In order to reference metadata in filter expressions, the referenceable attributes must be declared at creation time in the filter attributes. This list cannot be changed once the corpus is created.

Filter attributes allow you to attach metadata to your data at the document (doc) or part level, which you can use later in filter expressions to narrow the scope of your queries.

A filter attribute must specify a unique name (up to 64 characters long), and a level which indicates whether it exists in the doc or part level metadata. At indexing time, metadata with this name is extracted and made available for filter expressions to operate on.

Doc and Part Filter Levels

The doc attribute applies to the entire document. Use this for metadata that is consistent across the whole document, such as author, publication date, and document ID.

The part attribute applies to specific sections or chunks within a document. Use for metadata that may vary within different parts of the document, such as sections, page numbers, and sentiment scores.

If indexed is true, the system will build an index on the extracted values to further improve the performance of filter expressions involving the attribute.

Filter attributes must specify a type, which is validated when documents are indexed. The four supported types are integer, which stores signed whole-number values up to eight bytes in length; real, for storing floating point values in IEEE 754 8-byte format; text for storing textual strings in UTF-8 encoding, and boolean for storing true/false values.
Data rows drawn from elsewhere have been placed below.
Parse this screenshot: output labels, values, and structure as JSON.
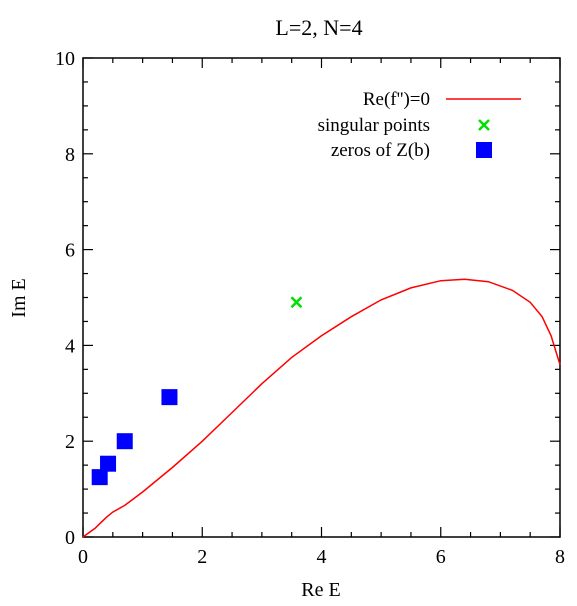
{
  "chart_data": {
    "type": "scatter",
    "title": "L=2, N=4",
    "xlabel": "Re E",
    "ylabel": "Im E",
    "xlim": [
      0,
      8
    ],
    "ylim": [
      0,
      10
    ],
    "xticks": [
      "0",
      "2",
      "4",
      "6",
      "8"
    ],
    "yticks": [
      "0",
      "2",
      "4",
      "6",
      "8",
      "10"
    ],
    "legend_position": "top-right",
    "series": [
      {
        "name": "Re(f'')=0",
        "kind": "line",
        "color": "#ff0000",
        "points": [
          [
            0.0,
            0.0
          ],
          [
            0.2,
            0.18
          ],
          [
            0.3,
            0.3
          ],
          [
            0.4,
            0.42
          ],
          [
            0.5,
            0.52
          ],
          [
            0.7,
            0.66
          ],
          [
            1.0,
            0.94
          ],
          [
            1.5,
            1.45
          ],
          [
            2.0,
            2.0
          ],
          [
            2.5,
            2.6
          ],
          [
            3.0,
            3.2
          ],
          [
            3.5,
            3.75
          ],
          [
            4.0,
            4.2
          ],
          [
            4.5,
            4.6
          ],
          [
            5.0,
            4.95
          ],
          [
            5.5,
            5.2
          ],
          [
            6.0,
            5.35
          ],
          [
            6.4,
            5.38
          ],
          [
            6.8,
            5.33
          ],
          [
            7.2,
            5.15
          ],
          [
            7.5,
            4.9
          ],
          [
            7.7,
            4.6
          ],
          [
            7.85,
            4.2
          ],
          [
            7.95,
            3.8
          ],
          [
            8.0,
            3.6
          ]
        ]
      },
      {
        "name": "singular points",
        "kind": "marker-x",
        "color": "#00e000",
        "points": [
          [
            3.58,
            4.9
          ]
        ]
      },
      {
        "name": "zeros of Z(b)",
        "kind": "marker-square",
        "color": "#0000ff",
        "points": [
          [
            0.28,
            1.25
          ],
          [
            0.42,
            1.53
          ],
          [
            0.7,
            2.0
          ],
          [
            1.45,
            2.92
          ]
        ]
      }
    ]
  }
}
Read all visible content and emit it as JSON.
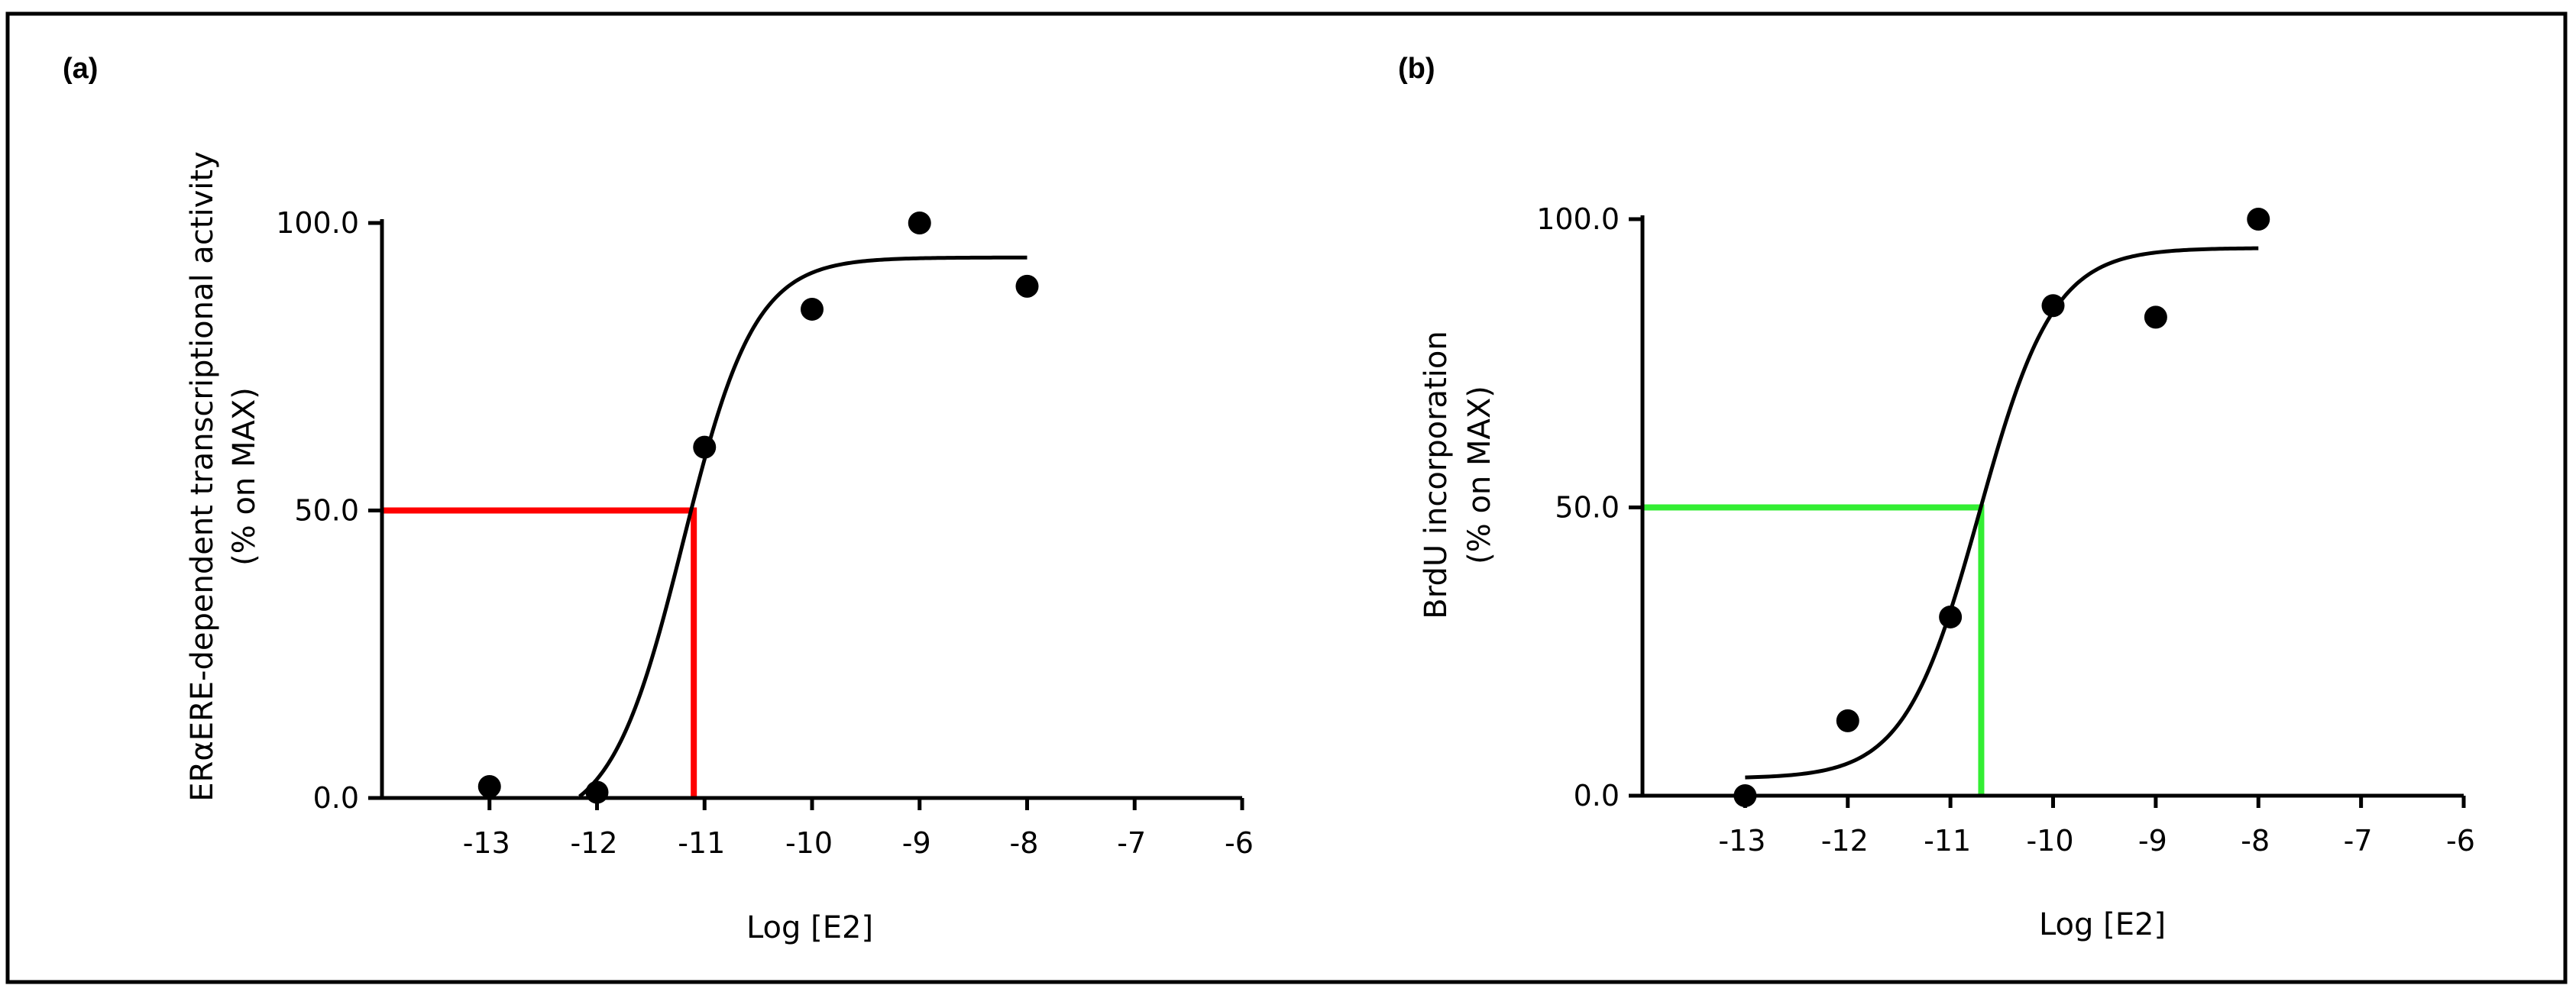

After you define filter attributes, you can use them within your queries. For example:

  • Document-level attribute: doc.publication_year > 2020
  • Part-level attribute: part.sentiment_score > 0.7

REST 2.0 URL

Create Corpus REST 2.0 Endpoint

Vectara exposes a REST endpoint at the following URL to create a corpus:
https://api.vectara.io/v2/corpora

The API Reference shows the full Create Corpus REST definition.

gRPC Example

You can find the full Create Corpus gRPC definition at admin.proto.

The CreateCorpusRequest message contains a Corpus message with the name, description, and other customization options. The CreateCorpusResponse provides the response with the new Corpus ID and status.